Palavras chave: Teodulfo de Orleães, corrupção, Contra Iudices.

ABSTRACT: From Contra Iudices, a poem composed by Theodulf of Orleães at the end of the 8th century, this text proposes to: i) map the practices considered corrupt denounced by Teodulfo, also taking into account the subjects involved, since we talk about corruptors and corrupted ones; ii) underline the vocabulary used to describe this corruption; and iii) bearing in mind issues of authorship, documentary genre and target audience, answer why Teodulfo wrote his poem at that time. It seems to me that only the association of Christian values with the action of public agents, as pointed out by part of the historiography about the performance of Carolingian rulers, is insufficient to describe the concern of the Bishop of Orléans with the correct application of justice. It is possible to imagine that the condemnation of corruption, due to the factors brought by the poem, also unfolds in other issues, such as economic and political ones.

Keywords: Theodulf of Orléans, corruption, Contra Iudices.

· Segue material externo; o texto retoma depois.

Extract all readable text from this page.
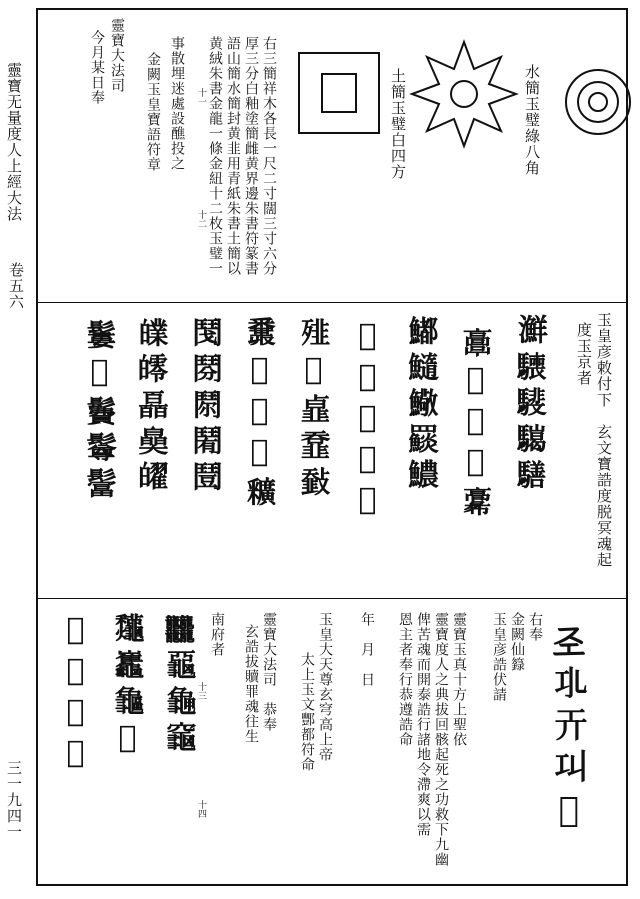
靈寶无量度人上經大法
卷五六
三一九四一
水簡玉璧綠八角
土簡玉璧白四方
右三簡祥木各長一尺二寸闊三寸六分
厚三分白釉塗簡雌黄界邊朱書符篆書
語山簡水簡封黄韭用青紙朱書土簡以
黄絨朱書金龍一條金紐十二枚玉璧一
事散埋迷處設醮投之
金闕玉皇寶語符章
靈寶大法司
今月某日奉	十一
十二
玉皇彦敕付下　玄文寶誥度脱冥魂起
度玉京者
㶍𩦌𩦎𩦏𩦐
𩫖𩫗𩫘𩫙𩫚
𩼁𩼂𩼃𩼄𩼅
𨮧𨮨𨮩𨮪𨮫
𩐁𩐂𩐃𩐄𩐅
𨤝𨤞𨤟𨤠𨤡
𩰎𩰏𩰐𩰑𩰒
𤾧𤾨𤾩𤾪𤾫
𩯁𩯂𩯃𩯄𩯅
𢀖𢀗𢀘𢀙𢀚
右奉
金闕仙籙
玉皇彦誥伏請
靈寶玉真十方上聖依
靈寶度人之典拔回骸起死之功救下九幽
俾苦魂而開泰誥行諸地令滯爽以需
恩主者奉行恭遵誥命
年　月　日
玉皇大天尊玄穹高上帝
太上玉文酆都符命
靈寶大法司　恭奉
玄誥拔贖罪魂往生
南府者
十三
十四
𪚥𪚦𪚧𪚨
𪛁𪛂𪛃𪛄
𪜁𪜂𪜃𪜄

Por volta de 798 E.C., Teodulfo (m. c. 821), bispo de Orleães, foi enviado por Carlos I (r. 768-814, dito Carlos Magno), então rei carolíngio, ao sul da Gália com uma missão: atuar como voz e ouvidos da corte nos tribunais. Acredita-se que foi dessa experiência que resultou o Contra Iudices, um longo poema composto por Teodulfo pouco após, no qual este narra as vicissitudes da atuação dos juízes em promover a justiça. Comumente visto pela historiografia como um apelo moral à correta conduta nos tribunais, o escrito do bispo de Orleães se apresenta como um possível testemunho das práticas envolvidas nos julgamentos, entre elas a venalidade das sentenças. Neste sentido, este texto se propõe a: i) mapear as práticas consideradas corruptas denunciadas por Teodulfo, levando em consideração também os sujeitos envolvidos, uma vez que falamos de corruptores e corrompidos; ii) levantar o vocabulário empregado para descrever esta corrupção; e iii) tendo em mente questões de autoria, gênero documental e público-alvo, levantar hipóteses dos motivos que levaram Teodulfo a redigir seu poema naquele momento. Parece-me que somente a associação dos valores cristãos à ação dos agentes públicos, como apontada por parte da historiografia acerca da atuação dos governantes carolíngios, é insuficiente para descrever a preocupação do bispo de Orleães com a correta aplicação da justiça. É possível imaginar que a condenação da corrupção, pelos fatores trazidos pelo poema, desdobra-se também em outras questões, como a econômica e a política. Isto porque, como membro da corte de Carlos I, Teodulfo estava ciente das disputas políticas nas quais o rei estava envolvido – na segunda metade da década de 790 E.C., podemos contar a guerra contra os ávaros, a supressão de revoltas na Saxônia e, ainda, a incursão na Itália em favor de Leão III, que culminaria na coroação imperial de Carlos I em 800 E.C. Do ponto de vista econômico, cujos eventos acima também incorrem, sabe-se que Carlos tinha preocupação com a estabilidade financeira do reino e de seus súditos, como exemplificado pela regulação do preço do trigo no Capitular de Frankfurt de 794 E.C. Então, é possível pensar que os escritos de Teodulfo condenando o suborno dos juízes remetam à lógica de bom ordenamento do reino, incluso aí a amenização de disputas políticas e a previsibilidade do fisco.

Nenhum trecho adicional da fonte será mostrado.